Saturday, February 11, 2012

February 11, 2012

Wind howling in the dark outside.

The vet confab about Titus never took place, or they didn’t inform me of their thoughts, if it did. Keats would frown at my resistence to living in uncertainty.

A body shop in Weaverville across from a great slanted cow pasture will be tending to my wounded car next week. Far better scenery than I expected from a body shop. David the owner is buoyant and armed with high tech all about, and very efficient. He kept shaking his head at my car and murmuring, “and it’s brand new.” He is taking his daughter skiing for the first time this weekend.

The faculty reading was entertaining and well-received, I thought. I read from Night, Sleep, and the Dreams of Lovers, the part where the boys find the bones. I was happy hearing it aloud, hoping they were too. My susceptibility to typos is almost comic.

The girls of Gamma Phi Delta sorority invited their favorite professors to a pot luck last evening, and I was honored to go. The truth was that only recently did I know we had fraternities and sororities, but we do, and they seem supportive and useful things. The girls were dressed up and radiant.

Reading at Downtown Books and News afterwards-- a full day. The night readings were, on the whole, not very good. The widely-published poet was just plain– plain– and one wondered what there was about her lack of inspiration which attracted reputable publishers. Maybe I’ve answered my own question. “With this we can fulfill our poetry quota with arousing any emotions at all.” The widely published novelist was an engaged wordsmith, but scarcely allowed us any sympathy for, or any sure understanding of, what she was saying. All manner and no matter. Maybe there should be a temporary moratorium of books with the word “Girl” in their titles. The students were better far.

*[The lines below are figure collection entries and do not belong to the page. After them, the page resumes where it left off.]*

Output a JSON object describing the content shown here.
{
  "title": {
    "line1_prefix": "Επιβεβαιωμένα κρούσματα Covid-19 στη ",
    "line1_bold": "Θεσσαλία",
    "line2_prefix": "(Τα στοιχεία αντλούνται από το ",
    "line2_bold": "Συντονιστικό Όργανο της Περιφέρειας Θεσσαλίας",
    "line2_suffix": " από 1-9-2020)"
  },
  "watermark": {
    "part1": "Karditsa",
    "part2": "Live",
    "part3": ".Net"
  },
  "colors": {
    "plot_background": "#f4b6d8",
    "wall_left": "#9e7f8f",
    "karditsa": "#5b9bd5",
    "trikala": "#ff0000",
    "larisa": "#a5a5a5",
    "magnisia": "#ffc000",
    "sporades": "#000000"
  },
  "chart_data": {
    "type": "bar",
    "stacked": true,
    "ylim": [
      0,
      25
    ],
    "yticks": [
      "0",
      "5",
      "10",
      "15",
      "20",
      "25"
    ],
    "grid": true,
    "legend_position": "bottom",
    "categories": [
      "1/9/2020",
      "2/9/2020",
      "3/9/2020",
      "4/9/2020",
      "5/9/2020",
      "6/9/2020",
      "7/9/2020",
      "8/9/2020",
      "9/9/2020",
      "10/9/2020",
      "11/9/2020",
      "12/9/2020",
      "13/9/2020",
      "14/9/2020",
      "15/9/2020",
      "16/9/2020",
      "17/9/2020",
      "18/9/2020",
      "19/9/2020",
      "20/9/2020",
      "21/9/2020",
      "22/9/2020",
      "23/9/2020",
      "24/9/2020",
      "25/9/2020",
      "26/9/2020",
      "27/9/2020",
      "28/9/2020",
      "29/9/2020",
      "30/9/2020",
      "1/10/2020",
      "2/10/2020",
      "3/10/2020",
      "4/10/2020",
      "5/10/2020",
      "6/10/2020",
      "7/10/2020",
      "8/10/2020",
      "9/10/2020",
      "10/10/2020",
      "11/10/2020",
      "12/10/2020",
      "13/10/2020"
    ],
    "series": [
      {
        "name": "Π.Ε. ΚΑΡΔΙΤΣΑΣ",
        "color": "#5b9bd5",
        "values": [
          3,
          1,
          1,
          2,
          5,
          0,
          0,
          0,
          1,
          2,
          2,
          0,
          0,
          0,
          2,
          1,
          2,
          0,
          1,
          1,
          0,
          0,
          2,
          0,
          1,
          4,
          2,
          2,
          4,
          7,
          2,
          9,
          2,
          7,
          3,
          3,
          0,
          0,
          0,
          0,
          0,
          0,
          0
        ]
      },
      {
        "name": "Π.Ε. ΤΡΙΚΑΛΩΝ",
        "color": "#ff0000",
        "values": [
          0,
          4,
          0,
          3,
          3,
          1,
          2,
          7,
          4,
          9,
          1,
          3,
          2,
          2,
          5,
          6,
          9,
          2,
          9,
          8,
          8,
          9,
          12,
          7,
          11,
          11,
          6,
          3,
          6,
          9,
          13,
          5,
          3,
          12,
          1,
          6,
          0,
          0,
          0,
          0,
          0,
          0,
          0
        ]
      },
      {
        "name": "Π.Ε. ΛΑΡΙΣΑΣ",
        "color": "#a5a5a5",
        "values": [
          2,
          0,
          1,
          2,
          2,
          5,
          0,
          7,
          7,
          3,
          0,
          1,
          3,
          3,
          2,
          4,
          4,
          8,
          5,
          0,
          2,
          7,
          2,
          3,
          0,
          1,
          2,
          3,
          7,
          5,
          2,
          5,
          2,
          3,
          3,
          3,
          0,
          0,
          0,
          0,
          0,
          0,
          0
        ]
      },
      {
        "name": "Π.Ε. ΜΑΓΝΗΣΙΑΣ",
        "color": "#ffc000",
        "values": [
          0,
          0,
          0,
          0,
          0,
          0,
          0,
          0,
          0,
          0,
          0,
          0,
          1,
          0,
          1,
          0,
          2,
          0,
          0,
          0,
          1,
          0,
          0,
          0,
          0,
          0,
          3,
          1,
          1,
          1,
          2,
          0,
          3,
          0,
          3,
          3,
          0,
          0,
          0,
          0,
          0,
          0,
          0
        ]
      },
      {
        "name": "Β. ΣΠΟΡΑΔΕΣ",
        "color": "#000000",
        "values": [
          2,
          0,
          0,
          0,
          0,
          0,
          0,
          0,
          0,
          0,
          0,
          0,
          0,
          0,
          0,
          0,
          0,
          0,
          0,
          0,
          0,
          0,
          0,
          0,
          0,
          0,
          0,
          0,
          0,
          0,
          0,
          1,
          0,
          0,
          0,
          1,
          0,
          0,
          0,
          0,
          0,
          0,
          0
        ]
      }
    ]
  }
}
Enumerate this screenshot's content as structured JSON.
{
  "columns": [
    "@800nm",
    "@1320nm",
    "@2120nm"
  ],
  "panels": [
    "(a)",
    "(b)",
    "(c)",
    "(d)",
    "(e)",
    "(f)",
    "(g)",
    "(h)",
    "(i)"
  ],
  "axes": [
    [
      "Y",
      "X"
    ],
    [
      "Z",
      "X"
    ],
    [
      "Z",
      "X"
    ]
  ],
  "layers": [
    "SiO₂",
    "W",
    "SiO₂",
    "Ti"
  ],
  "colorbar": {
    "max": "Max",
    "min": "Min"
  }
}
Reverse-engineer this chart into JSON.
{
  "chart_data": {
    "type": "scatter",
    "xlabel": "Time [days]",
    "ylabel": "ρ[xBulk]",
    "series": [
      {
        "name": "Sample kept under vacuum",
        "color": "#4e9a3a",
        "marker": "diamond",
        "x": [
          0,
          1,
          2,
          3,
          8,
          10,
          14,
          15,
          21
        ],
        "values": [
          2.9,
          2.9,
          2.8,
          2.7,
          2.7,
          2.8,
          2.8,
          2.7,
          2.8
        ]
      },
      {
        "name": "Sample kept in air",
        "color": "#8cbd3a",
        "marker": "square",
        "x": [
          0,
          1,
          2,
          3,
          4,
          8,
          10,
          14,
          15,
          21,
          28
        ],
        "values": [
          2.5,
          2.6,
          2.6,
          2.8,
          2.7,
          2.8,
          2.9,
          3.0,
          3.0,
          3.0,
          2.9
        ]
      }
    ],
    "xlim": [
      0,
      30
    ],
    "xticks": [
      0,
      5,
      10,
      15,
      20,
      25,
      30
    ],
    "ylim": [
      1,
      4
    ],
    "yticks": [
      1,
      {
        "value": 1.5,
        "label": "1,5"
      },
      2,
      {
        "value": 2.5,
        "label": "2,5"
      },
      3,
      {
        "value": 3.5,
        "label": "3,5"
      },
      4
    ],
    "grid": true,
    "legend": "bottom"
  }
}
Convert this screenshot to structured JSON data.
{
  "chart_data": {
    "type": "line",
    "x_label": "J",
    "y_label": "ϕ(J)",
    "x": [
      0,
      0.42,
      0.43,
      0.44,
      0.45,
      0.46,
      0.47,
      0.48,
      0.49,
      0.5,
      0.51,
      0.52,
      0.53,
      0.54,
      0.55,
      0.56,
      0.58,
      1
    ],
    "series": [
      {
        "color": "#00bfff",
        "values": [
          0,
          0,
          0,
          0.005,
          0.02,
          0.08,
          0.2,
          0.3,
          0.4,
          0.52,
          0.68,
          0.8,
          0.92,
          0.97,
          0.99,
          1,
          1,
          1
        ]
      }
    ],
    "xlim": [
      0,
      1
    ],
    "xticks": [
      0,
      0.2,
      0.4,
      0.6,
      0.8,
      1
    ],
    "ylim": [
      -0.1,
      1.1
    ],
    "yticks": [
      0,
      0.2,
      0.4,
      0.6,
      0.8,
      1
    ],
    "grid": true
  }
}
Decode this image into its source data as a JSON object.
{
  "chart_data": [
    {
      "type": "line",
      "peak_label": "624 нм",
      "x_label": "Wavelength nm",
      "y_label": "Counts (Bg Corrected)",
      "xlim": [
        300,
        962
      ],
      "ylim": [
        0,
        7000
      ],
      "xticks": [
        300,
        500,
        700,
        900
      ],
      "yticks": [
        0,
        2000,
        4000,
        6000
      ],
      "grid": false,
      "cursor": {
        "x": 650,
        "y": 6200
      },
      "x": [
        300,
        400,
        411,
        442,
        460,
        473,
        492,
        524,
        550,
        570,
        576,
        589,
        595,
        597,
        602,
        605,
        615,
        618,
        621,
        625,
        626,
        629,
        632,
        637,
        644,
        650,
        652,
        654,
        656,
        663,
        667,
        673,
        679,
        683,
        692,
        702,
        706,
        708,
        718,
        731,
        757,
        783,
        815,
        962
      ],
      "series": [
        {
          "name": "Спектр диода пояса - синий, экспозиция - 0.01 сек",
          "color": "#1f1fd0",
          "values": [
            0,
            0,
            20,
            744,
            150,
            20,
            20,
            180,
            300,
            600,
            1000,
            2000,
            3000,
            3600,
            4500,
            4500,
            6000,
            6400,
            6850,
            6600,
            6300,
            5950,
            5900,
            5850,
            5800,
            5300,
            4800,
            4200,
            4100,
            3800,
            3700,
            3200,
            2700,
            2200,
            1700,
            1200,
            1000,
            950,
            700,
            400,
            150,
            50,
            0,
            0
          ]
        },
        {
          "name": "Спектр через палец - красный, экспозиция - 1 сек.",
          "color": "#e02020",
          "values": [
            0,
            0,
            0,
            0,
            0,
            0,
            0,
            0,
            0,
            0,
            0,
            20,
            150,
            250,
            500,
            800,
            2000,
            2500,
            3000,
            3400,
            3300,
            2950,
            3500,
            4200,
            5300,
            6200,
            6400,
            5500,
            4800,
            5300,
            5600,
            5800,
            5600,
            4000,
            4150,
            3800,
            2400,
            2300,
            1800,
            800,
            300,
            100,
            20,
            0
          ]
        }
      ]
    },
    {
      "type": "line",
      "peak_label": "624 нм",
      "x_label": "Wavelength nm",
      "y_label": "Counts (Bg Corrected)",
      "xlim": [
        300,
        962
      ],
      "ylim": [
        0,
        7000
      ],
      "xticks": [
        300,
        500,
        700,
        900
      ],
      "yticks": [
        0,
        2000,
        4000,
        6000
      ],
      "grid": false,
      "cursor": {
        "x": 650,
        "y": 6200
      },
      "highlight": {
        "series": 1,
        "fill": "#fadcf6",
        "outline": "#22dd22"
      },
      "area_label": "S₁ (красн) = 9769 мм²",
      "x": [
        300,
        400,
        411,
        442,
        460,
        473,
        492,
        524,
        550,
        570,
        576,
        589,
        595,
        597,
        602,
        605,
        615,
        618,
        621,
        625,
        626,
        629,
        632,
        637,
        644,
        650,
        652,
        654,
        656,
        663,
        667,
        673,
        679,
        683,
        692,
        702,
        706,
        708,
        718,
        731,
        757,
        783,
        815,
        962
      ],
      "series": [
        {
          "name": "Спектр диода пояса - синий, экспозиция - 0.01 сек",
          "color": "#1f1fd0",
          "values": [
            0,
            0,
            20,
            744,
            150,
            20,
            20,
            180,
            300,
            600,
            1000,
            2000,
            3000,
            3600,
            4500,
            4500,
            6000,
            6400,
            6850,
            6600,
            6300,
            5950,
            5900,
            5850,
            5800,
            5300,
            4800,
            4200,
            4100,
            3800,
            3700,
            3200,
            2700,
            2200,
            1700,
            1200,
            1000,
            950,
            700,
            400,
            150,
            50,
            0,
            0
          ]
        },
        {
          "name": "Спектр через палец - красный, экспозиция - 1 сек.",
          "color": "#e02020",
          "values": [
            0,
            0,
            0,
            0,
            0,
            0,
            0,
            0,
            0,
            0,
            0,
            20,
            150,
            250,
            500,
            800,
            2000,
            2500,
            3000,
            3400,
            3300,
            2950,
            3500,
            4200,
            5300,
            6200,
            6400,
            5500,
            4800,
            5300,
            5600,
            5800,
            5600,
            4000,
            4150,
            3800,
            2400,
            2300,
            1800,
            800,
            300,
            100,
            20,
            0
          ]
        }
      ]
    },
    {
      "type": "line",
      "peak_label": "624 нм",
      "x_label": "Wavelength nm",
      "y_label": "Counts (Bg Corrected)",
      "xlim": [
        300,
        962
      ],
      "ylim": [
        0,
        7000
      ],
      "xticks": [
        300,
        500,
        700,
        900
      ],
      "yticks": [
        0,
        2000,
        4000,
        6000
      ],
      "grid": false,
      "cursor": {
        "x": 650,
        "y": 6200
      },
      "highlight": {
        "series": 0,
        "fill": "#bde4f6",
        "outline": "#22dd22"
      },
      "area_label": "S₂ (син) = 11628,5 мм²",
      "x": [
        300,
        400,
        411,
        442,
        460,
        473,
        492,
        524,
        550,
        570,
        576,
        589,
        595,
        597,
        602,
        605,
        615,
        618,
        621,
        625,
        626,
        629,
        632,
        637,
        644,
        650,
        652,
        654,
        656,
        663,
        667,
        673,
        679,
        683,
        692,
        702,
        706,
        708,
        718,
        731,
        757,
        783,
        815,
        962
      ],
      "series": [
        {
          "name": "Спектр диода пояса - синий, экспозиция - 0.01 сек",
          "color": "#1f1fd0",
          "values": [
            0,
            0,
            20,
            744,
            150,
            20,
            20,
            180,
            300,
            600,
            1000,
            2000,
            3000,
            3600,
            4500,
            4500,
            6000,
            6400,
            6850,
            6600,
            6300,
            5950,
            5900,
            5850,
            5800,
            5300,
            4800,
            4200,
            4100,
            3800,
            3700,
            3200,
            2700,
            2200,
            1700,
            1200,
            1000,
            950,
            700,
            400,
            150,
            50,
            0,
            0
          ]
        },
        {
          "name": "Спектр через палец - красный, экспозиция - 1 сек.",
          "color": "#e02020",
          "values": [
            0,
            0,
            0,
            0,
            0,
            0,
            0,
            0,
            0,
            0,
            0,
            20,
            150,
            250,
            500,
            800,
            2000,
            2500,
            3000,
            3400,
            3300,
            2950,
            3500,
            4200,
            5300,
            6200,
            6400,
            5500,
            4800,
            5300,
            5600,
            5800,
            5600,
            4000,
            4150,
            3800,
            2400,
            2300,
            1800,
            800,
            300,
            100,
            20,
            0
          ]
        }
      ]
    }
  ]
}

I’m all the time speculating on where the line draws between the competent and the excellent. Yesterday there were some readers who did nothing wrong–if they were in a class with you, you’d have nothing to correct, no precise objection to register– and yet also hadn’t done it right. How to explain this? My impulse is to say that there is a temptation to exert too much control, and those in question succumbed to that temptation– but how much control is too much? My answer at this second is, “When the author too clearly knows what’s going to happen in the next line.” I think Proust and Joyce could let the architecture show, but the modern ear–mine, anyway– wishes for at least a simulacrum of discovery.

It is atill dark. I have been up two hours. It is everything I can do not to stagger back to bed, already spent.